The G-8 summit in Kananaskis will be one of the shortest, most pared-down meetings in the group's history, say federal officials.
G-8 spokesman Mike O'Shaughnessy said Monday the idea is to hold an intimate meeting that packs more discussion and work into a shorter time frame.
"This (G-8 meeting) is designed to provide a focused working summit to discuss important issues," O'Shaughnessy said. "It became clear that the discussions could be achieved in two full working days."
But a national taxpayers advocacy group complains the shortened summit -- which will cost tens of millions of dollars just for security -- is a waste of public money.
"The reduced amount of time spent certainly tips the scales against the event being worthwhile," said John Carpay, spokesman for the Canadian Taxpayers Federation.

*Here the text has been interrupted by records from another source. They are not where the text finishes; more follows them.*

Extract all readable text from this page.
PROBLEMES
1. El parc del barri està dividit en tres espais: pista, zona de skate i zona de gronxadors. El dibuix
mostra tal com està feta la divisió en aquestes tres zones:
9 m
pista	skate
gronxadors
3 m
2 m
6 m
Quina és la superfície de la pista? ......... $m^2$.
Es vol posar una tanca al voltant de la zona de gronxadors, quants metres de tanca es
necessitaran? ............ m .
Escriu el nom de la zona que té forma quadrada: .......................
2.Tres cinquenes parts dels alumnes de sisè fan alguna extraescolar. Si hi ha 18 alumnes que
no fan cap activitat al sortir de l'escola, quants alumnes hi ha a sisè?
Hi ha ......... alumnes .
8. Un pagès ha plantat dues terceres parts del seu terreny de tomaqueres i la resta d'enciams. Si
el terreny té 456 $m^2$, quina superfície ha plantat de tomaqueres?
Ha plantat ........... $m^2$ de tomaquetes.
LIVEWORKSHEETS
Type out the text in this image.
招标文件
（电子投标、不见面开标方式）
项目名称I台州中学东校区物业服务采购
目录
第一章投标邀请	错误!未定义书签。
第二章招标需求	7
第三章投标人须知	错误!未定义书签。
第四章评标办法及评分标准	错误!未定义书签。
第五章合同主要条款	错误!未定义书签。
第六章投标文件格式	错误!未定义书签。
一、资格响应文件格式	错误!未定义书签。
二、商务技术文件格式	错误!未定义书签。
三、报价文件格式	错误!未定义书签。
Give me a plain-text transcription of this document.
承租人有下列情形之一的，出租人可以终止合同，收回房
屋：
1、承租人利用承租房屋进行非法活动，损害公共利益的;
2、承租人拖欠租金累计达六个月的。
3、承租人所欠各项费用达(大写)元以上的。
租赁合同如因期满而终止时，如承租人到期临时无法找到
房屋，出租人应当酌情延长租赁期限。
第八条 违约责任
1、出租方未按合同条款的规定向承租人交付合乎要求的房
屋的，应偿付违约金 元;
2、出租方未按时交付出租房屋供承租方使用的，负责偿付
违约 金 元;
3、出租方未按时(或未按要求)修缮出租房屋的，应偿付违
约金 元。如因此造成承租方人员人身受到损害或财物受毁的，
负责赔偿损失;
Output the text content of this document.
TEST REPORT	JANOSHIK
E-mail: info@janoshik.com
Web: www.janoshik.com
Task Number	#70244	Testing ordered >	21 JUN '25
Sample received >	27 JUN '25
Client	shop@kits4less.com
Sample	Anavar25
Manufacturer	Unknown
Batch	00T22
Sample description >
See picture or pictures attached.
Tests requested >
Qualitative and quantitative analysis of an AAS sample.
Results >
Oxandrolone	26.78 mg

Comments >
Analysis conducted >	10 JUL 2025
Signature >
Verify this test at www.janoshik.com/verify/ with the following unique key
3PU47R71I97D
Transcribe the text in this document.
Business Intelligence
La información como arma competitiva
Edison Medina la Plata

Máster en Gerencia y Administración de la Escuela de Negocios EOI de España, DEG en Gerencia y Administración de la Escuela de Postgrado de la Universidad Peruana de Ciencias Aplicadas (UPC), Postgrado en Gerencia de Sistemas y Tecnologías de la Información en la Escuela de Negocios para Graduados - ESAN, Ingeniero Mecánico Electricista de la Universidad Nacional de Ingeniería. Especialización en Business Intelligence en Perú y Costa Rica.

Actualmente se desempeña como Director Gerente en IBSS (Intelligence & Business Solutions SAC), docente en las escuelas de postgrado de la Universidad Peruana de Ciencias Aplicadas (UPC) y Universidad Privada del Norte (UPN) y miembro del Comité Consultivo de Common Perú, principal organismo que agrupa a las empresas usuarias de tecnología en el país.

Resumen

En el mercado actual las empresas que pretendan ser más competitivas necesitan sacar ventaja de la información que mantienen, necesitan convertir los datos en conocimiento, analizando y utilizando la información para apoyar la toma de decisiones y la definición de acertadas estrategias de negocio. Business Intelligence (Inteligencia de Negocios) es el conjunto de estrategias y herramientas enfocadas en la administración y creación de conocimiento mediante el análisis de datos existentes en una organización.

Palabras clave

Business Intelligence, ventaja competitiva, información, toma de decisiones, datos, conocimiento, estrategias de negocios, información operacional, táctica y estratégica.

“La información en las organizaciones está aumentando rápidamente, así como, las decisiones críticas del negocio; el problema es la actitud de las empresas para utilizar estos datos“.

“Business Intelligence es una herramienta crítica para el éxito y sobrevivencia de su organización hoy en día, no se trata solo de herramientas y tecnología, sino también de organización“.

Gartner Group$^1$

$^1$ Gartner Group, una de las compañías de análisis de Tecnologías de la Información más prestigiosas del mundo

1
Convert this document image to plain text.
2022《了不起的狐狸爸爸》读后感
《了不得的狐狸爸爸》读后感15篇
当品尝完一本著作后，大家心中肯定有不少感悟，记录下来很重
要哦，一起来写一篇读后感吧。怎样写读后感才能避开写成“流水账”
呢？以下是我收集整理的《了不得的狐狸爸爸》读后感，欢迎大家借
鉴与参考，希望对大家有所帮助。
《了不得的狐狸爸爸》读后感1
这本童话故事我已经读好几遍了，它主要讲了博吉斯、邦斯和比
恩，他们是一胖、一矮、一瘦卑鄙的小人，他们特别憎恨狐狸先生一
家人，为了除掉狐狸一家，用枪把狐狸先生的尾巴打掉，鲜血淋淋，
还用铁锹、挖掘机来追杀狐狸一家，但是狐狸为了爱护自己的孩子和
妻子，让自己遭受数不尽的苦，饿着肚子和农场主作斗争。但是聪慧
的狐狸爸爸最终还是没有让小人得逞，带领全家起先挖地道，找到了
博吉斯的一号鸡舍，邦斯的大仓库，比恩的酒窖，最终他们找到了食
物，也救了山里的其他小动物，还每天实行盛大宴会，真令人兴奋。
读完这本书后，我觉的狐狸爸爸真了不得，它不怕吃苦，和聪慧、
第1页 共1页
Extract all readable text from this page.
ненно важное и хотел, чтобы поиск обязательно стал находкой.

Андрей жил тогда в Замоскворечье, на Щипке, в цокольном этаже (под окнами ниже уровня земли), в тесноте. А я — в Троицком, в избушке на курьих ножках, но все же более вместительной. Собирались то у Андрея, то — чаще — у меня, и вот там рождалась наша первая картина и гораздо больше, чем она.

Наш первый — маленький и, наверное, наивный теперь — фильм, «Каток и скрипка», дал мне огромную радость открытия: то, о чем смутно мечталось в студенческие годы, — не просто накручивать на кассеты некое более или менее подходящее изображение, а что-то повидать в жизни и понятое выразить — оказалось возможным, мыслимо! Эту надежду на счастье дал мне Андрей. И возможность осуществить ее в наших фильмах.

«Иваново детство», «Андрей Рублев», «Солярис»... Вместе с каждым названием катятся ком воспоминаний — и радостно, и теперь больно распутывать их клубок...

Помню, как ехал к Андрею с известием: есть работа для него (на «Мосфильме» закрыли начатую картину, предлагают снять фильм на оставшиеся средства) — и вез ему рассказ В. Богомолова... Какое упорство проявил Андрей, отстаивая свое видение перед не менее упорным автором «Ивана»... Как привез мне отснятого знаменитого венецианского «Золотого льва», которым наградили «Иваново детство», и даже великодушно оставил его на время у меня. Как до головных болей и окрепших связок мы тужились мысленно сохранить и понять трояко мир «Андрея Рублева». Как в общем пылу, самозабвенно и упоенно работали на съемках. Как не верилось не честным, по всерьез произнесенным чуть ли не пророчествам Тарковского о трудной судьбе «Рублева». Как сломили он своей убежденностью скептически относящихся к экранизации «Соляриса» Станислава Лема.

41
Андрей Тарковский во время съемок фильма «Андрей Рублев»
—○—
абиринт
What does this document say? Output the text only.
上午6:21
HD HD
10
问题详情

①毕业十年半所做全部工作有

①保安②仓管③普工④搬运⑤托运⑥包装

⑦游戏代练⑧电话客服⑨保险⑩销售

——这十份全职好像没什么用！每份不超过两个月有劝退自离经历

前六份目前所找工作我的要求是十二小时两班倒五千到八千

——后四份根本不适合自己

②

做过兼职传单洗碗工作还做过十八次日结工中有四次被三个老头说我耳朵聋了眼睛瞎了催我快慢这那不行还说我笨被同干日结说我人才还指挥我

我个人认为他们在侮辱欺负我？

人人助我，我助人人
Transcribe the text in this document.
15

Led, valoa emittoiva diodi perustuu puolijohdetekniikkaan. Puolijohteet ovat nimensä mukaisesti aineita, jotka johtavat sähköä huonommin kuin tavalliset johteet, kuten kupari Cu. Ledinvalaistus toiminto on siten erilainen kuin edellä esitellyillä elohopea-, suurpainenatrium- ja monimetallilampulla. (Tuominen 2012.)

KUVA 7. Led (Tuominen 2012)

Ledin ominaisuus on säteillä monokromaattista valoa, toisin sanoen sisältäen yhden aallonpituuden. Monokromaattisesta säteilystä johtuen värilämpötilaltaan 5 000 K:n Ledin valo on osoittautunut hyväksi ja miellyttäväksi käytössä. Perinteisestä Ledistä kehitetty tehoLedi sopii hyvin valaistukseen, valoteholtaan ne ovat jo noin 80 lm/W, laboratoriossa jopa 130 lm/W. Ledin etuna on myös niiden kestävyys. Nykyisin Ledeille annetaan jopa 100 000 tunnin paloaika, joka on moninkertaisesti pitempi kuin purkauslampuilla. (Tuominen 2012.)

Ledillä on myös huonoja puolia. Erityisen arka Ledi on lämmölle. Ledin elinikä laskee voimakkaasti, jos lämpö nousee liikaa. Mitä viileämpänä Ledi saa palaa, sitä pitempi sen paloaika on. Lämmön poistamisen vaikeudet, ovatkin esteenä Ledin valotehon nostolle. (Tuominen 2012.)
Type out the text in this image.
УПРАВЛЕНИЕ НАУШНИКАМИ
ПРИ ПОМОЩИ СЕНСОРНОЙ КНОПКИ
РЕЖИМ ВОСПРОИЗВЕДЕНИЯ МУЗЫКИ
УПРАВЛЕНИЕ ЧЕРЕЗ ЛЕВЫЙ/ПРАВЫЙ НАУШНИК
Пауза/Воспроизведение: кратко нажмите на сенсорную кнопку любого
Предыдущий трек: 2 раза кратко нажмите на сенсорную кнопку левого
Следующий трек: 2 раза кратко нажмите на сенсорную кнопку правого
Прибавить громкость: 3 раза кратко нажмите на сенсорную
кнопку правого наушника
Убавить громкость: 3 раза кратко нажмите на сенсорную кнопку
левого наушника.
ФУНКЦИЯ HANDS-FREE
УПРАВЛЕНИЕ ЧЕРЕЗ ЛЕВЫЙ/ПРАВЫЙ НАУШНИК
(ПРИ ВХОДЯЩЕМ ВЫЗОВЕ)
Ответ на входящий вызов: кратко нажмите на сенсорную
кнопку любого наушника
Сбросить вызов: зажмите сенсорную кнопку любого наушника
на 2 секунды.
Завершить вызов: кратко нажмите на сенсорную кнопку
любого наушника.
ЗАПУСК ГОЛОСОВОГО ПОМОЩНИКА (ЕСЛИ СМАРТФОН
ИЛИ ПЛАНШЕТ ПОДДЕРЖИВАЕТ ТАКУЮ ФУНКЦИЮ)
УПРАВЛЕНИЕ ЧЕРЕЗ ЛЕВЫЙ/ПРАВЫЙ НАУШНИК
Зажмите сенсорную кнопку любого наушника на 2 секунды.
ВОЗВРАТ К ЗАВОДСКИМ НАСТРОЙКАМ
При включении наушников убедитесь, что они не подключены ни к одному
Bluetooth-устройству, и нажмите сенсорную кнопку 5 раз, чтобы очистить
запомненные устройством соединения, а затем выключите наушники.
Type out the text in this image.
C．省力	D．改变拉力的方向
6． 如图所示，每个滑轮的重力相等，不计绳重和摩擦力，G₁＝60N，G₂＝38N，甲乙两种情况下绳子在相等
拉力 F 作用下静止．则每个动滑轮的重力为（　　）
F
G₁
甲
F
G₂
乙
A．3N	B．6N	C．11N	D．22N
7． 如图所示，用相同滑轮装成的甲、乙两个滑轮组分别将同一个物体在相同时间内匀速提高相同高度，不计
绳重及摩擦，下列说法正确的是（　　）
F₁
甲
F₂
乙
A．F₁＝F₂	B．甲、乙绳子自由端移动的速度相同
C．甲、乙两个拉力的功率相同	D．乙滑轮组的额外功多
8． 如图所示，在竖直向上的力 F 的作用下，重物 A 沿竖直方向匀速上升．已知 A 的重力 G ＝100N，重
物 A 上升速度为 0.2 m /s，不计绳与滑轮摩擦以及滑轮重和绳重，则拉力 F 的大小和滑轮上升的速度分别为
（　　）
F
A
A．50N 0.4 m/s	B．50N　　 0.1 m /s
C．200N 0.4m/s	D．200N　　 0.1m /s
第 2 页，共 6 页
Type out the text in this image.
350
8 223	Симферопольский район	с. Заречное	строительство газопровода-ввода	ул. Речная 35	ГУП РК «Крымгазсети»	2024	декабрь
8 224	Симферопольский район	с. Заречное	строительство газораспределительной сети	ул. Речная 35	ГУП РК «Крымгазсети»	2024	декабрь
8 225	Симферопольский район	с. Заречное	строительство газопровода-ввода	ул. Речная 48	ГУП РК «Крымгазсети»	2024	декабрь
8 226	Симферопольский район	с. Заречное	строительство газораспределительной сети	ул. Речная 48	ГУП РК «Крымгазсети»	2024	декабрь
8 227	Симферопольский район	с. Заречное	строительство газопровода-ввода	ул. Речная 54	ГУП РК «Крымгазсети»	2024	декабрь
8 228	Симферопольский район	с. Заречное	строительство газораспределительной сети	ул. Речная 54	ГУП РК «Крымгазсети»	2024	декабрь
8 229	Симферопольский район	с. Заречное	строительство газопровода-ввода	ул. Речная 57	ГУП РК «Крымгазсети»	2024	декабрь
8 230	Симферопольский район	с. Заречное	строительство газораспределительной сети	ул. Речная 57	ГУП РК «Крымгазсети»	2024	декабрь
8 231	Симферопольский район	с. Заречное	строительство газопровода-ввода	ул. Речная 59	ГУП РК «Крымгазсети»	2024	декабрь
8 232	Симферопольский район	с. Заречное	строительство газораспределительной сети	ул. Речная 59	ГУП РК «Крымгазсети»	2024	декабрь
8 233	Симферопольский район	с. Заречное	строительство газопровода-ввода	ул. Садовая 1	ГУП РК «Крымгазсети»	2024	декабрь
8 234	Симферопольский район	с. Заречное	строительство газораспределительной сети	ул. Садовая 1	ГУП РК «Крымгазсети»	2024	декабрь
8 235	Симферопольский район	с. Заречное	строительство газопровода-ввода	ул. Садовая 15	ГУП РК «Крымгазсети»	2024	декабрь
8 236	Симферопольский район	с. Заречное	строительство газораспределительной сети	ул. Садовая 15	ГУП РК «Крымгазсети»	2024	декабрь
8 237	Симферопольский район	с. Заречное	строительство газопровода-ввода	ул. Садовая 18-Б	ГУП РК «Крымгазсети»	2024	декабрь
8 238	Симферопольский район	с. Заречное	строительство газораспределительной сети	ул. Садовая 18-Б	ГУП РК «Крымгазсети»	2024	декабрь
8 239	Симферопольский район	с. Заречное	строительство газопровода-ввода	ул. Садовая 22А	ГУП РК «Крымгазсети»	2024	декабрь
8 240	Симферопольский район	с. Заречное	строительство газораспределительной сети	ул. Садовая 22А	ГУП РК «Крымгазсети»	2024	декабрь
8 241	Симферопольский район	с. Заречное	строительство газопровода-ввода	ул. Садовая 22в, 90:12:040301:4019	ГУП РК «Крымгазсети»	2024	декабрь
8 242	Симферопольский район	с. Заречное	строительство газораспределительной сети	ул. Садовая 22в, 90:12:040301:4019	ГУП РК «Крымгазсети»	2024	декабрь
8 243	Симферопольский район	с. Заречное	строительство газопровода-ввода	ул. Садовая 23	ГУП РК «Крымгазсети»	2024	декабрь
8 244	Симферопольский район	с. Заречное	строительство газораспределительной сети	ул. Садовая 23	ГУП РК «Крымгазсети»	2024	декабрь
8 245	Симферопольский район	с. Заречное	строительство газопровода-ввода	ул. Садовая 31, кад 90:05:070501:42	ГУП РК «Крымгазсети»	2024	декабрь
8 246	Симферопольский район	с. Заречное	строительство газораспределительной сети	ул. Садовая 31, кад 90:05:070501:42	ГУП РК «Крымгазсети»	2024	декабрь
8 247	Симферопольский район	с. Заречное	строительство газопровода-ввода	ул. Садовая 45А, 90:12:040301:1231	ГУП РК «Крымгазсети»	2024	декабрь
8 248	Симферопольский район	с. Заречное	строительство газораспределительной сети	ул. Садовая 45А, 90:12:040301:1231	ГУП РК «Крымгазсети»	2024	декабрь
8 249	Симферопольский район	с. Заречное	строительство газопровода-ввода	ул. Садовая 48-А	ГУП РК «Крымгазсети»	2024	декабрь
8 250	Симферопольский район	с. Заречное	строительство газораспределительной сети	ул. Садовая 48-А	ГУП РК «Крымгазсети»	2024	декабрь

Carpay suggested the leaders meet via teleconference, or even "just put the whole thing on a cruise ship, give the media full access and it would save on security."
The G-8 summit will take place June 26 and 27 in Kananaskis Village, a mountain resort about 100 kilometres west Calgary.
The agenda of the summit is undergoing a major restructuring at the behest of Prime Minister Jean Chretien, senior summit organizers said during a week of background briefings for selected foreign and Canadian media.
For example, there will be no final, negotiated communique. Instead, host Canada will write a brief summary of what the leaders of some of the world's top industrialized countries discussed.
"There's a definite attempt by the prime minister to bring the G-8 summit meeting of the leaders more back to the original philosophy," Foreign Affairs Minister Bill Graham told reporters from Britain, Germany, Italy, Japan, Russia and Canada.
"A less formal meeting where real discussions about substance can take place, but where there's not a huge amount of attention spent negotiating a communique."
In all, officials have trimmed at least 18 hours from the agenda. It is to begin at noon on June 26 and wrap up at 6 p.m. the following day.
Officials said the goal of a pared-down summit is to end violent protests that have marred previous major meetings in recent years.
Each of the eight summit leaders will have only 24 delegates -- including personal security staff -- staying at the Kananaskis site, which has just 410 hotel rooms. In Genoa, Italy, some delegations had as many 600 members.
The summit agenda has been whittled down to three subjects: the traditional G-8 focus on global economic growth; African development; and counter-terrorism.